アメリカとイスラエルがイランを攻撃したことに始まる中東不安は、日本に石油の供給不足をもたらし、政府は対策に負われている。その影響は、燃料の供給不足にとどまらず、ナフサ不足にも及ぶ。ナフサとは粗製ガソリンの一種で、あらゆる石油化学製品の基幹原料になるもの。そのナフサ不足の影響が、量販店頭に並ぶ米の袋にも及んでいる。米袋メーカーが値上げ、あるいは供給停止を標榜し始めた。ただ米穀流通業者のなかからは、「ただでさえ高くて売れないのに、袋代まで嵩んだら、よけい売れなくなる。どうせ売れないのだから、米袋の供給が止まっても、ちょうどいいか」といった諦めの声が聞かれるようになってきた。

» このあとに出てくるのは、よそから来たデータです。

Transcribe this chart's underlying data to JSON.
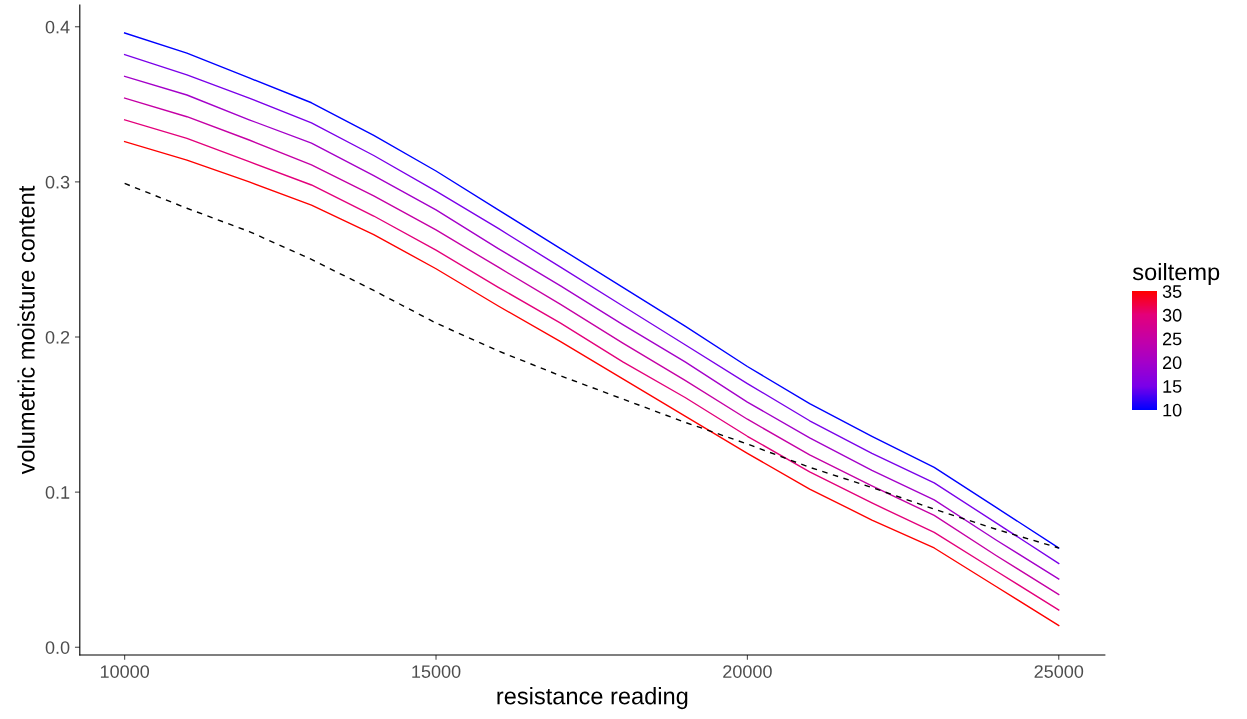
{
  "chart_data": {
    "type": "line",
    "xlabel": "resistance reading",
    "ylabel": "volumetric moisture content",
    "clabel": "soiltemp",
    "x": [
      10000,
      11000,
      12000,
      13000,
      14000,
      15000,
      16000,
      17000,
      18000,
      19000,
      20000,
      21000,
      22000,
      23000,
      24000,
      25000
    ],
    "series": [
      {
        "color": "#0000ff",
        "values": [
          0.396,
          0.383,
          0.367,
          0.351,
          0.33,
          0.307,
          0.282,
          0.257,
          0.232,
          0.207,
          0.181,
          0.157,
          0.136,
          0.116,
          0.09,
          0.064
        ]
      },
      {
        "color": "#7a00e9",
        "values": [
          0.382,
          0.369,
          0.354,
          0.338,
          0.317,
          0.294,
          0.27,
          0.245,
          0.22,
          0.195,
          0.17,
          0.146,
          0.125,
          0.106,
          0.08,
          0.054
        ]
      },
      {
        "color": "#a400c9",
        "values": [
          0.368,
          0.356,
          0.34,
          0.325,
          0.304,
          0.282,
          0.257,
          0.233,
          0.208,
          0.184,
          0.158,
          0.135,
          0.114,
          0.095,
          0.069,
          0.044
        ]
      },
      {
        "color": "#c500a5",
        "values": [
          0.354,
          0.342,
          0.327,
          0.311,
          0.291,
          0.269,
          0.245,
          0.221,
          0.196,
          0.172,
          0.147,
          0.124,
          0.104,
          0.085,
          0.059,
          0.034
        ]
      },
      {
        "color": "#e3007b",
        "values": [
          0.34,
          0.328,
          0.313,
          0.298,
          0.278,
          0.256,
          0.232,
          0.209,
          0.184,
          0.161,
          0.136,
          0.113,
          0.093,
          0.074,
          0.049,
          0.024
        ]
      },
      {
        "color": "#ff0000",
        "values": [
          0.326,
          0.314,
          0.3,
          0.285,
          0.266,
          0.244,
          0.22,
          0.197,
          0.173,
          0.149,
          0.125,
          0.102,
          0.082,
          0.064,
          0.039,
          0.014
        ]
      },
      {
        "color": "#000000",
        "line_style": "dashed",
        "values": [
          0.299,
          0.283,
          0.268,
          0.25,
          0.23,
          0.209,
          0.191,
          0.175,
          0.16,
          0.145,
          0.131,
          0.116,
          0.103,
          0.089,
          0.076,
          0.064
        ]
      }
    ],
    "xlim": [
      9280,
      25740
    ],
    "xticks": [
      10000,
      15000,
      20000,
      25000
    ],
    "ylim": [
      -0.005,
      0.414
    ],
    "yticks": [
      {
        "value": 0,
        "label": "0.0"
      },
      0.1,
      0.2,
      0.3,
      0.4
    ],
    "clim": [
      10,
      35
    ],
    "cticks": [
      10,
      15,
      20,
      25,
      30,
      35
    ],
    "grid": false
  }
}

米袋に特化した、あるいは取り扱う包装容器メーカーは、主だったところだけでも9社ある。このうち展開していた割引キャンペーンの早期終了を打ち出したのは3社。㈱マルタカ(大阪府大阪市)は3月31日、「本日をもって終了」と発表。同じく3月31日、㈱アサヒパック(大阪府大阪市)は当初5月末までの予定を4月末に前倒し終了すると発表。4月3日にあって、㈱東名商会(岐阜県岐阜市)は「4月20日でいったん終了」とした。
値上げや販売休止の可能性ありをアナウンスしたのは4社。このうち3月27日と最速で発表したのは㈱ナカノ(京都府亀岡市)と前出の㈱マルタカ、㈱アサヒパック。3月30日になってから公表した日本マタイ㈱(東京都台東区)は、具体的に4月1日からの値上げを明らかにしたものの、値上げ幅は「随時見積り」とした上で、「今後のさらなる値上げの可能性」にも言及。また受注数量を「過去の受注実績を上限とする〝場合がある〟」とも。
明確に値上げや販売抑制(購入制限)を発表したのは2社。前出の㈱マルタカは4月2日、ネット受注で「大量購入」と判断した場合、強制的にキャンセルすると警告。4月3日になって前出の㈱東名商会は、「4月21日受注分から30%値上げ」を打ち出したほか、購入制限、新規受注の休止も。
のむら産業㈱(東京都東久留米市)、関西のむら産業㈱(愛知県名古屋市)、㈱メイワパックス(大阪府柏原市)、㈱熊谷(新潟県新潟市)の残る4社は今のところ公式なアナウンスをしていないが、個別対応しているものとみられる。